– Знаю, и Людовик тоже это знал. Вот почему он так поступил.
– Я пытался его выманить, но он так и не заглотил наживку. Просто сидел там и издевался надо мной, пока его брат разорял Нормандию. Мне ничего не оставалось, кроме как снять осаду.
Алиенора поднялась и отослала Матильду с няней в детскую.
– Итак, получается, тебя перехитрили.
Генрих вспыхнул:
– Это всего лишь один ход в шахматной партии. Да, тут он меня провел, но это не значит, что я проиграл.

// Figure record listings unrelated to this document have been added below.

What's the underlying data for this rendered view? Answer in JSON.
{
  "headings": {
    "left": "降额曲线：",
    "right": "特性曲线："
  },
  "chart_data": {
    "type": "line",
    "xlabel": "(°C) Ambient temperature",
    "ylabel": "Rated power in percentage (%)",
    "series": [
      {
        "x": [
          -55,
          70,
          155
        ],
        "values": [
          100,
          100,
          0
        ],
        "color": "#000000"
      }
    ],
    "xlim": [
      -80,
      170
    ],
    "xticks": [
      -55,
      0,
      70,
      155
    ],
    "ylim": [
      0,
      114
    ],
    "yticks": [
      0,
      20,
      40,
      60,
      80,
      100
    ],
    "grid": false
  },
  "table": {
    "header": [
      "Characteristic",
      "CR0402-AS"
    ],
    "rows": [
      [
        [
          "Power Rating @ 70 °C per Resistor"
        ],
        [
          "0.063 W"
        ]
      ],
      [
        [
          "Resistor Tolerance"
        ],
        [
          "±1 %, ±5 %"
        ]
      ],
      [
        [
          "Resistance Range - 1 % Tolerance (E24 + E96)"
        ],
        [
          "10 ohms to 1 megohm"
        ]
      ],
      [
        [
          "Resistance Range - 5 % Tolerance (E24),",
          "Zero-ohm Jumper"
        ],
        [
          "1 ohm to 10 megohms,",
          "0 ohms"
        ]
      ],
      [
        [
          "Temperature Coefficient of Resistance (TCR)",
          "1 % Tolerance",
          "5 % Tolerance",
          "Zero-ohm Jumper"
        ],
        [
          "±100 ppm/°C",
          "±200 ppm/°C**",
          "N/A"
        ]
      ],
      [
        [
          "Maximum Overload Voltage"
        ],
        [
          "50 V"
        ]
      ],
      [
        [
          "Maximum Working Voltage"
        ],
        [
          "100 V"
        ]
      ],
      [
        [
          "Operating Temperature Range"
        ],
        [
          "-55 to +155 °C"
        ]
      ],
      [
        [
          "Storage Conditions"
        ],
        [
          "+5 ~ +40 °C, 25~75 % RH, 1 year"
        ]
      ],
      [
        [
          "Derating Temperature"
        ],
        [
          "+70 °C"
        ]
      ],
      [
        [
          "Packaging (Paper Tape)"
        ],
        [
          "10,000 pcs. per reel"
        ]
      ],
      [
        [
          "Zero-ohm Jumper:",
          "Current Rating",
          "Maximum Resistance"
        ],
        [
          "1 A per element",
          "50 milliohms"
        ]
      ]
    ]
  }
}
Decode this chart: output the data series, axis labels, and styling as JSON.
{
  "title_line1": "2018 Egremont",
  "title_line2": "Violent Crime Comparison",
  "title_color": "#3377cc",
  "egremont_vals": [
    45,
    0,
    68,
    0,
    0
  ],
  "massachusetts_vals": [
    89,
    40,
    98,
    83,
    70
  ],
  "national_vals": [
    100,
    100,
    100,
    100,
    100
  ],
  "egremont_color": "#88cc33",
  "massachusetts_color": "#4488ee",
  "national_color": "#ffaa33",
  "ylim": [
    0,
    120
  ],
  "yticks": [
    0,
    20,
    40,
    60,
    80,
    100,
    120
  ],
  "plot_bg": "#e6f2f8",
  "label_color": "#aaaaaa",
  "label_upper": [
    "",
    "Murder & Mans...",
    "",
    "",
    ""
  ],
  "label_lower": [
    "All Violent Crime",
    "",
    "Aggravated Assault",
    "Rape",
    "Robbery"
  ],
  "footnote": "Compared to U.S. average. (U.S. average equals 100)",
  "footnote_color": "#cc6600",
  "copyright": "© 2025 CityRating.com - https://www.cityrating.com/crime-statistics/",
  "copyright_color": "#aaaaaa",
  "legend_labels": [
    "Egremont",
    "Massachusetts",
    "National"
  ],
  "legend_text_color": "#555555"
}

– А что это значит? Тулуза по-прежнему не моя, а новая кампания состоится не скоро, ведь и деньги закончились, и момент упущен.
– Мне казалось, что ты достаточно разумная женщина, которая не склонна дуться и попрекать меня, или я ошибался?
Алиенора хотела излить свое возмущение – ее подвели, ее предали. Но крики только утвердят Генриха во мнении, будто она всего лишь истеричная женщина.
– Смысла в упреках нет, – произнесла она, отвернувшись. – Людовик пытался захватить Тулузу, когда был женат на мне, и у него это не получилось. Теперь он защищает ее в пику и мне, и тебе. Меня такое положение дел не устраивает, однако нужно принять его таким, как есть. – Алиенора опять посмотрела на мужа. – Когда мы с тобой решили сочетаться браком, то оба пошли на риск. Я хочу верить, что этот риск был оправдан. Не разочаруй меня, Генрих.
Он расплел ноги, поднялся и подошел к супруге, заключил в объятия:
– Ах, Алиенора, почти не бывает так, чтобы я шел на риск и не выигрывал. Тебе не придется сожалеть о нашем браке.
Была какая-то подозрительная двусмысленность в его последних словах, но он закрыл ее рот жадным поцелуем, его рука решительно двинулась по ее телу, и ей пришлось отложить свои сомнения на потом. Страсть закипела в ее венах, она все еще желала его, и в постели они были равны.
* * *Генрих сидел в своих покоях перед очагом и пил вино с братьями и канцлером. Все остальные уже отправились спать, за исключением дозорных и слуг, однако Генрих любил бодрствовать по ночам. Именно в эти часы его ум был особенно остр, именно в эти часы его мысли текли свободно и без помех.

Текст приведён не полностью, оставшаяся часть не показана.